At the end of a truly rewarding week, late on Easter Sunday afternoon, I was sitting at home with our wonderful Holy Week preacher, Stuart Hoke, and we both found ourselves checking our Facebook pages. Countless Friends were offering Easter greetings, or posting pictures of churches decorated with impressive Paschal Candles and endless lilies. Perhaps it was the fact that we had just ‘kicked back’ after a long week but Stuart remarked to me, with a degree of frustration, that “everything seems so pious…can’t they just say, ‘He’s back!’?
Religion and faith sometimes make uncomfortable bedfellows. ‘Religion’ can be described as humanity’s attempts to connect with, or reach, the divine. Easter, at its heart, reminds us that there is very little we can do to achieve that connection ourselves – instead it is God who reaches out to us. One theologian, paraphrasing St Paul, says that “Christ is the end of religion.” What he means is that all the effort of us trying to reach God is unnecessary: God has completed the work of reaching out to us in Jesus. Faith at its most basic is simply to trust that this is so.

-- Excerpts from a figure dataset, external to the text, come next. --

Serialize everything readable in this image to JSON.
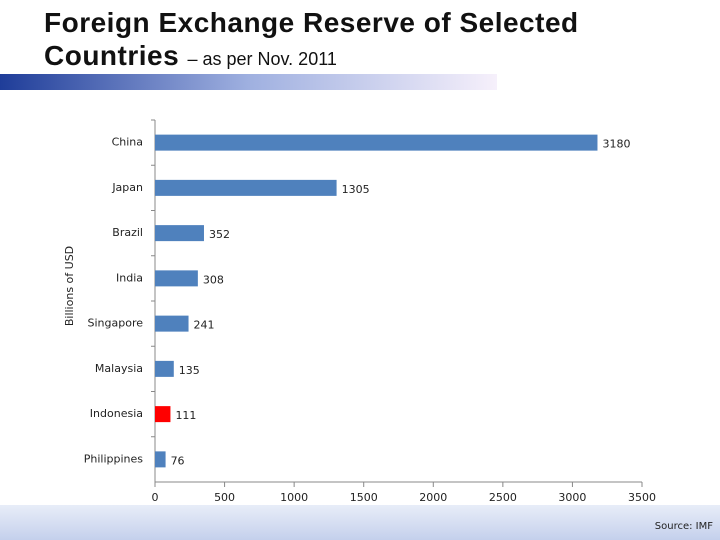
{
  "chart_data": {
    "type": "bar",
    "orientation": "horizontal",
    "title": "Foreign Exchange Reserve of Selected Countries",
    "subtitle": "– as per Nov. 2011",
    "y_label": "Billions of USD",
    "categories": [
      "China",
      "Japan",
      "Brazil",
      "India",
      "Singapore",
      "Malaysia",
      "Indonesia",
      "Philippines"
    ],
    "values": [
      3180,
      1305,
      352,
      308,
      241,
      135,
      111,
      76
    ],
    "colors": [
      "#4f81bd",
      "#4f81bd",
      "#4f81bd",
      "#4f81bd",
      "#4f81bd",
      "#4f81bd",
      "#ff0000",
      "#4f81bd"
    ],
    "xlim": [
      0,
      3500
    ],
    "xticks": [
      0,
      500,
      1000,
      1500,
      2000,
      2500,
      3000,
      3500
    ],
    "grid": false,
    "source": "Source: IMF"
  }
}
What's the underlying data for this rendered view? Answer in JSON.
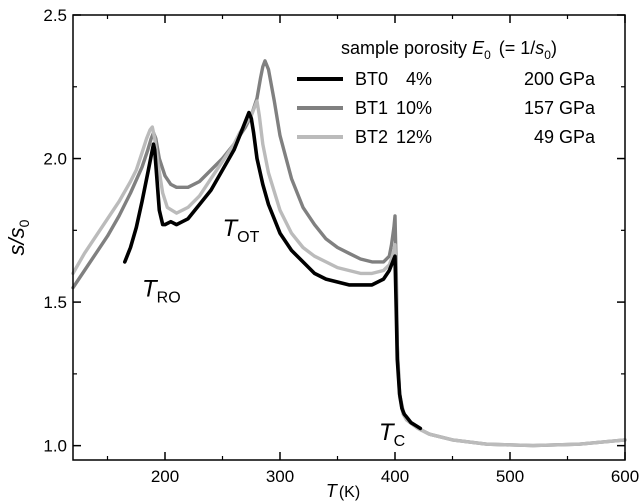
{
  "chart_data": {
    "type": "line",
    "xlabel": {
      "symbol": "T",
      "unit": "(K)"
    },
    "ylabel": {
      "symbol": "s/s",
      "sub": "0"
    },
    "xlim": [
      120,
      600
    ],
    "ylim": [
      0.95,
      2.5
    ],
    "x_ticks": [
      "200",
      "300",
      "400",
      "500",
      "600"
    ],
    "x_tick_values": [
      200,
      300,
      400,
      500,
      600
    ],
    "y_ticks": [
      "1.0",
      "1.5",
      "2.0",
      "2.5"
    ],
    "y_tick_values": [
      1.0,
      1.5,
      2.0,
      2.5
    ],
    "grid": false,
    "legend": {
      "position": "top-right",
      "header": {
        "text": "sample porosity",
        "e_symbol": "E",
        "e_sub": "0",
        "e_rest_open": "(= 1/",
        "e_rest_s": "s",
        "e_rest_sub": "0",
        "e_rest_close": ")"
      },
      "entries": [
        {
          "name": "BT0",
          "porosity": "4%",
          "modulus": "200 GPa"
        },
        {
          "name": "BT1",
          "porosity": "10%",
          "modulus": "157 GPa"
        },
        {
          "name": "BT2",
          "porosity": "12%",
          "modulus": "49 GPa"
        }
      ]
    },
    "annotations": [
      {
        "main": "T",
        "sub": "RO",
        "x": 180,
        "y": 1.52
      },
      {
        "main": "T",
        "sub": "OT",
        "x": 250,
        "y": 1.73
      },
      {
        "main": "T",
        "sub": "C",
        "x": 386,
        "y": 1.02
      }
    ],
    "series": [
      {
        "name": "BT0",
        "color": "#000000",
        "x": [
          165,
          170,
          175,
          180,
          185,
          188,
          190,
          191,
          193,
          195,
          198,
          200,
          205,
          210,
          215,
          220,
          230,
          240,
          250,
          260,
          265,
          270,
          273,
          275,
          277,
          280,
          285,
          290,
          300,
          310,
          320,
          330,
          340,
          350,
          360,
          370,
          380,
          390,
          395,
          398,
          400,
          401,
          402,
          404,
          406,
          408,
          410,
          414,
          418,
          422
        ],
        "y": [
          1.64,
          1.69,
          1.76,
          1.85,
          1.95,
          2.01,
          2.05,
          2.03,
          1.93,
          1.82,
          1.77,
          1.77,
          1.78,
          1.77,
          1.78,
          1.79,
          1.84,
          1.89,
          1.96,
          2.03,
          2.08,
          2.13,
          2.16,
          2.14,
          2.09,
          2.0,
          1.91,
          1.84,
          1.74,
          1.68,
          1.64,
          1.6,
          1.58,
          1.57,
          1.56,
          1.56,
          1.56,
          1.58,
          1.61,
          1.64,
          1.66,
          1.48,
          1.3,
          1.18,
          1.13,
          1.11,
          1.1,
          1.08,
          1.07,
          1.06
        ]
      },
      {
        "name": "BT1",
        "color": "#808080",
        "x": [
          120,
          130,
          140,
          150,
          160,
          170,
          180,
          185,
          188,
          190,
          192,
          195,
          200,
          205,
          210,
          220,
          230,
          240,
          250,
          260,
          270,
          275,
          280,
          283,
          285,
          287,
          290,
          295,
          300,
          310,
          320,
          330,
          340,
          350,
          360,
          370,
          380,
          390,
          395,
          397,
          399,
          400,
          401,
          402,
          404,
          407,
          410,
          420,
          430,
          450,
          480,
          520,
          560,
          600
        ],
        "y": [
          1.55,
          1.61,
          1.67,
          1.73,
          1.8,
          1.88,
          1.97,
          2.03,
          2.07,
          2.09,
          2.07,
          2.0,
          1.94,
          1.91,
          1.9,
          1.9,
          1.92,
          1.96,
          2.0,
          2.05,
          2.11,
          2.15,
          2.21,
          2.28,
          2.32,
          2.34,
          2.31,
          2.2,
          2.08,
          1.93,
          1.83,
          1.77,
          1.72,
          1.69,
          1.67,
          1.65,
          1.64,
          1.64,
          1.66,
          1.7,
          1.76,
          1.8,
          1.62,
          1.35,
          1.18,
          1.12,
          1.09,
          1.06,
          1.04,
          1.02,
          1.005,
          1.0,
          1.005,
          1.02
        ]
      },
      {
        "name": "BT2",
        "color": "#bbbbbb",
        "x": [
          120,
          130,
          140,
          150,
          160,
          170,
          175,
          180,
          184,
          187,
          189,
          191,
          194,
          198,
          202,
          210,
          220,
          230,
          240,
          250,
          260,
          265,
          270,
          275,
          278,
          280,
          282,
          285,
          290,
          300,
          310,
          320,
          330,
          340,
          350,
          360,
          370,
          380,
          390,
          395,
          397,
          399,
          400,
          401,
          402,
          404,
          407,
          410,
          420,
          430,
          450,
          480,
          520,
          560,
          600
        ],
        "y": [
          1.6,
          1.67,
          1.73,
          1.79,
          1.85,
          1.92,
          1.96,
          2.02,
          2.07,
          2.1,
          2.11,
          2.07,
          1.98,
          1.88,
          1.83,
          1.81,
          1.83,
          1.87,
          1.93,
          1.99,
          2.05,
          2.09,
          2.12,
          2.15,
          2.18,
          2.2,
          2.15,
          2.05,
          1.95,
          1.82,
          1.74,
          1.69,
          1.66,
          1.64,
          1.62,
          1.61,
          1.6,
          1.6,
          1.61,
          1.63,
          1.65,
          1.68,
          1.7,
          1.55,
          1.33,
          1.17,
          1.11,
          1.09,
          1.06,
          1.04,
          1.02,
          1.005,
          1.0,
          1.005,
          1.02
        ]
      }
    ]
  }
}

What cannot be denied is that, often, our expressions of the truth of God reaching out to us, of God offering us a completely fresh start in Jesus, often look very religious. We don’t mean to, but there is always the risk that all our devotion, our church liturgies and services, our little rituals and funny ways of doing things, all became an end in themselves, rather than helpful (or perhaps, unhelpful) aids to discovering the God who is already ‘back’ with us in Jesus. We should always remember that, ‘He’s back!’ is all we need: if the rituals, liturgies and the rest help us, all well and good; but if they don’t, they’re not necessary for us to discover the risen Christ. We can discover the truth of the resurrection in our offices, homes, pubs, friendships; we can meet the risen Christ on the bus, on Battersea High Street, in the supermarket, at a hospital…even in church!
“He’s back.” is perhaps also what one or two of you have been saying about me! It’s very good to be back in Battersea after a few months. It’s great to see the church in good shape, to see new faces as well as old, and to discover a church in good heart (it’s good to be reminded as well that this can be true when the Vicar is not there – it’s God’s church and your church before it is mine). St Mary’s is such a special place.
In the next edition of the newsletter, I’ll try and share some of my experience of the sabbatical. But feel free to ask me in the meantime about how the time out has helped me to grow and the new perspectives it’s given me.
Wishing you all a very happy Eastertide.